Sebagai Deadpool, Ryan Reynolds tumbuh subur sebagai badut kelas Hollywood, konvensi gatecrashing, mengolok-olok parodi, dengan penonton di kursi penumpang saat ia membuat meta-kerusakan. Reynolds menggunakan kesempatan untuk tidak hanya mengolok-olok dirinya sendiri, tetapi untuk menangkap jenis penggemar 'bagaimana-jika' suka berhipotesis tentang.

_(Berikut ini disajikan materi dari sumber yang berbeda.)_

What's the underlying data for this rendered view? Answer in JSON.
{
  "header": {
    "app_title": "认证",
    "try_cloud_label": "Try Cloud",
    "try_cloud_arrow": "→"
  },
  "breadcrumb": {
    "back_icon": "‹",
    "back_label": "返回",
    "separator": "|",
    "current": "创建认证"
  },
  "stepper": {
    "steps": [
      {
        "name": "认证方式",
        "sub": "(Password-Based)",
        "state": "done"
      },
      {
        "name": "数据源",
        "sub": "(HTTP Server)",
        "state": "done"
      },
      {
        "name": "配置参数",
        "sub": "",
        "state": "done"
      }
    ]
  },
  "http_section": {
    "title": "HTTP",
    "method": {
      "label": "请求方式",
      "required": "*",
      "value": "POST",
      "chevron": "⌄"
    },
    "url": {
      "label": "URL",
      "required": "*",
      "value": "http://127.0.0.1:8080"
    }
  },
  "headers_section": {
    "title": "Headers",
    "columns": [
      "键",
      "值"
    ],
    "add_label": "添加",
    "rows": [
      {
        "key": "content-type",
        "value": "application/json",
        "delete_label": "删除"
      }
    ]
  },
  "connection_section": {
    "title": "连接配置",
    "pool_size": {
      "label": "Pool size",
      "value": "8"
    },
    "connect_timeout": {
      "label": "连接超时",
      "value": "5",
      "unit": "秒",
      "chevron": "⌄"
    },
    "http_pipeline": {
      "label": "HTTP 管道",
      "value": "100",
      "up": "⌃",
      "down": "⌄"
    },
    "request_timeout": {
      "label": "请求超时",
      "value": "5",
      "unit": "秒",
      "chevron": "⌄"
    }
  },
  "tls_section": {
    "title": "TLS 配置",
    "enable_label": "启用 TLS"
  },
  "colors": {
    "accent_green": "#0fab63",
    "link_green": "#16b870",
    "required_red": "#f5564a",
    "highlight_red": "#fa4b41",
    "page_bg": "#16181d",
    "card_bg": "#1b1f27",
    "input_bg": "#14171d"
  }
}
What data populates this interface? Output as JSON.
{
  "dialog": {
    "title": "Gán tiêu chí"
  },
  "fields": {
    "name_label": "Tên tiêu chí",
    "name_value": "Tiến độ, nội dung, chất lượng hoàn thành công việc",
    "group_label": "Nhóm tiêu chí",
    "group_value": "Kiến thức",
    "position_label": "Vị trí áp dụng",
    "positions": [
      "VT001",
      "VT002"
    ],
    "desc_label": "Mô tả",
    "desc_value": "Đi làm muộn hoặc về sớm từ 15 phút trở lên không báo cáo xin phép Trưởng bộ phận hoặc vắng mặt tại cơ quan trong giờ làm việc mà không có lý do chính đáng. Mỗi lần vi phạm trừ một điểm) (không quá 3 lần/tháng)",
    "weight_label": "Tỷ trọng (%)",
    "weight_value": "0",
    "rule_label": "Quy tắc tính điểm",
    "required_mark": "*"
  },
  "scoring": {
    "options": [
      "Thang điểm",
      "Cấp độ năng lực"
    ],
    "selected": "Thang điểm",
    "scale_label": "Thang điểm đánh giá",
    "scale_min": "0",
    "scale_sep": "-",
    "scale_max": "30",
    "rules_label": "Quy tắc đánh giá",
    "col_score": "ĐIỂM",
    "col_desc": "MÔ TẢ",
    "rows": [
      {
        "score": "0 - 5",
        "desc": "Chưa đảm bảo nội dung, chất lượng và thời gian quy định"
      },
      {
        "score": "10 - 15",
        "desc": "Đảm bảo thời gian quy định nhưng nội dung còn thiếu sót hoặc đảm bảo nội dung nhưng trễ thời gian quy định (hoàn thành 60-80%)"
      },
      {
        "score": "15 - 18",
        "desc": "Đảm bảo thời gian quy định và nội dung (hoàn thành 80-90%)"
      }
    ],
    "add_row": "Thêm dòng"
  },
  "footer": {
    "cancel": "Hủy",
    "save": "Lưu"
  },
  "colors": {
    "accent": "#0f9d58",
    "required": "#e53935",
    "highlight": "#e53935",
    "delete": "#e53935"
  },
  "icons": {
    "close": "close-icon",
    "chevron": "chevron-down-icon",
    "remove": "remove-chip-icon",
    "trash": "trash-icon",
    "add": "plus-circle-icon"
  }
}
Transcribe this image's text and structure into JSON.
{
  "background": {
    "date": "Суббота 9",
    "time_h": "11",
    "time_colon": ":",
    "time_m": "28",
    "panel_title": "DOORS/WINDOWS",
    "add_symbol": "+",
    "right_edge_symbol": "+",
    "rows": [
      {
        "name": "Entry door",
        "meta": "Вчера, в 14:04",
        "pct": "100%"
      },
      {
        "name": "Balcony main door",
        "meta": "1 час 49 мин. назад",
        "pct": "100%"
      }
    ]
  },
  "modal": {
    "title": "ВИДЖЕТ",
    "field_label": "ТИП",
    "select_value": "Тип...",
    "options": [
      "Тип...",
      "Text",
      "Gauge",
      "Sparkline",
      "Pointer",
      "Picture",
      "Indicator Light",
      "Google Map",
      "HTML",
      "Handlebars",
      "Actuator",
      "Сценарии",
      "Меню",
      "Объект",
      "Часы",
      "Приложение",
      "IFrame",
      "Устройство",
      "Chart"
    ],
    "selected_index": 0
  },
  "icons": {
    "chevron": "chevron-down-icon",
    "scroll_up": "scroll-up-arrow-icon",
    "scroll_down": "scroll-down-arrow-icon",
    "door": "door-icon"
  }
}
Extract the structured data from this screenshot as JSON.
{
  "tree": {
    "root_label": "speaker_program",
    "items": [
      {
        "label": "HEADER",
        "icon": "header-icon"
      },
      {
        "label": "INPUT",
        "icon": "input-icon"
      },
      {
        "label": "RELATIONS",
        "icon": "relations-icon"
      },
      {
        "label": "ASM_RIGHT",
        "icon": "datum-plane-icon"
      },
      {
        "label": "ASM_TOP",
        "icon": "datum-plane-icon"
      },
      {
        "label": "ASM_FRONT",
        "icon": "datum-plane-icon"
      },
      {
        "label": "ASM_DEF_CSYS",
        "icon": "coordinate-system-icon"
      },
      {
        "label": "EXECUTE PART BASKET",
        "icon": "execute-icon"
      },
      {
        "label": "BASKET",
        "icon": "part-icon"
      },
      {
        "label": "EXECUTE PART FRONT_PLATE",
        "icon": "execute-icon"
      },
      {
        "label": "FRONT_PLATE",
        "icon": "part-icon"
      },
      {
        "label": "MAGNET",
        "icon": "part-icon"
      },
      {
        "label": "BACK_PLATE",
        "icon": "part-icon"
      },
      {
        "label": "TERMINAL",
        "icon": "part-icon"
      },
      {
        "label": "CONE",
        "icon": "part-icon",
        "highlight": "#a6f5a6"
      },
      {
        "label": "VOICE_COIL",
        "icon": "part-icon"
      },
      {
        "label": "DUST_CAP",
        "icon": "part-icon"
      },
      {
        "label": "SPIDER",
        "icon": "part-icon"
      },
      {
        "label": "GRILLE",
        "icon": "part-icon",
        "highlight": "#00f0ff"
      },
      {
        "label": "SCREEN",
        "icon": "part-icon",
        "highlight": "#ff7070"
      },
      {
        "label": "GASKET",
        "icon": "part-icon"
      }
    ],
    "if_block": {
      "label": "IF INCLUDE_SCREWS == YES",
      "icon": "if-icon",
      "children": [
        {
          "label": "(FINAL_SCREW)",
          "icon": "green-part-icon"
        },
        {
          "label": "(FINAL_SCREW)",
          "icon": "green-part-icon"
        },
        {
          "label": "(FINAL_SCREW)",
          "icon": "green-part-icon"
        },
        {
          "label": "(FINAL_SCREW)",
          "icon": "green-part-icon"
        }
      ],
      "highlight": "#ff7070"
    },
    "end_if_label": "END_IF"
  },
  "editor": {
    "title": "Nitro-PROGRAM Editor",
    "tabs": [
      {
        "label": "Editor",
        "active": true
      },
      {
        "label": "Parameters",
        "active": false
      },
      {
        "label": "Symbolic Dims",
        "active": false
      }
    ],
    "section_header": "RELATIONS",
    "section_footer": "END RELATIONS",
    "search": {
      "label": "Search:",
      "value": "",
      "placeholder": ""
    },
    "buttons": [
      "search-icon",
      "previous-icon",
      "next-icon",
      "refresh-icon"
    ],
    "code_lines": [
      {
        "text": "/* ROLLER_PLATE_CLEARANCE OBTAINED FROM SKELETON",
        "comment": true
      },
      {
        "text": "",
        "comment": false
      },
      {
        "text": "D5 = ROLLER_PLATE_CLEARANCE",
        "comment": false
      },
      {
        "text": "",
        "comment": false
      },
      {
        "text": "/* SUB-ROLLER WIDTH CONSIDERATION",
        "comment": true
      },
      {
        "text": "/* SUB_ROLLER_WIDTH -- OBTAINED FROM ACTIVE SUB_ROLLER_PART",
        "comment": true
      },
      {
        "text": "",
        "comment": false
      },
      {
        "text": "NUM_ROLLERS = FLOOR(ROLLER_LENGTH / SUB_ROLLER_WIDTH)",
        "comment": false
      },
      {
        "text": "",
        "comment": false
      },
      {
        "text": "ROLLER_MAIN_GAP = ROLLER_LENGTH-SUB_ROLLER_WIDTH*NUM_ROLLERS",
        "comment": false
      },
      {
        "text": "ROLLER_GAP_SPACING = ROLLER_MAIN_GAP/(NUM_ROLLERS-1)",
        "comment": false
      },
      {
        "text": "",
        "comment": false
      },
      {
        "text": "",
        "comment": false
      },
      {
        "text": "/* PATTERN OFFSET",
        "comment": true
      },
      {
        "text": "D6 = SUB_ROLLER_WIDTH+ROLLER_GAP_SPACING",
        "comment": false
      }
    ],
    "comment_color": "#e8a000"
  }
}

Terburuk: Peluang yang terlewatkan

Kekosongan penjahat bisa saja diisi oleh dua karakter yang memiliki waktu layar. Yang pertama adalah Black Tom Cassidy (Jack Kesy), yang bentrok dengan Wade dan Russell di Ice Box, menggertak mereka di atas nampan makan siang, tetapi menghilang dengan cepat. Dia berjumlah tidak lebih dari hewan yang terlihat secara singkat, tetapi dalam komik, Black Tom memiliki kemampuan untuk menyalurkan energi ke dalam ledakan yang destruktif dan kuat, dan 'versi yang lebih besar' dari karakter tersebut awalnya ditulis sebagai Deadpool 2Penjahat utama. Namun demikianRhett Reese memberi tahu CBR, mereka mengurangi perannya. 'Kekuatannya adalah untuk memindahkan bahan organik - seluruh panti asuhan, dan pohon-pohon, semuanya terbang di sekitar,' kenang Reese; meskipun 'sangat keren', ini ternyata terlalu mahal.

Sebagian dari anggaran itu mungkin digunakan untuk CGI yang digunakan untuk membuat Juggernaut (disuarakan oleh Ryan Reynolds), yang lolos dari Ice Box selama upaya X-Force untuk menyelamatkan Russell dan ikatan dengan mutan muda yang kecewa. Dia bergabung dengan sekutu barunya di Essex House, di mana dia dikalahkan oleh Colossus, Negasonic Teenage Warhead dan Yukio, meninggalkan kesan dia bisa memiliki lebih banyak untuk ditawarkan. Tidak hanya dia musuh yang tangguh secara fisik, Juggernaut adalah saudara tiri Profesor X, dan keterlibatannya dalam X-Verse membuka pintu bagi pertengkaran saudara kandung yang menakjubkan.

Namun, masih ada harapan; Reese mengkonfirmasi Black Tom bisa kembali dari kubur di kemudian hari, dan pemirsa bermata elang akan melihat bahwa Juggernaut lolos dari sengatan listrik, hidup dan sehat.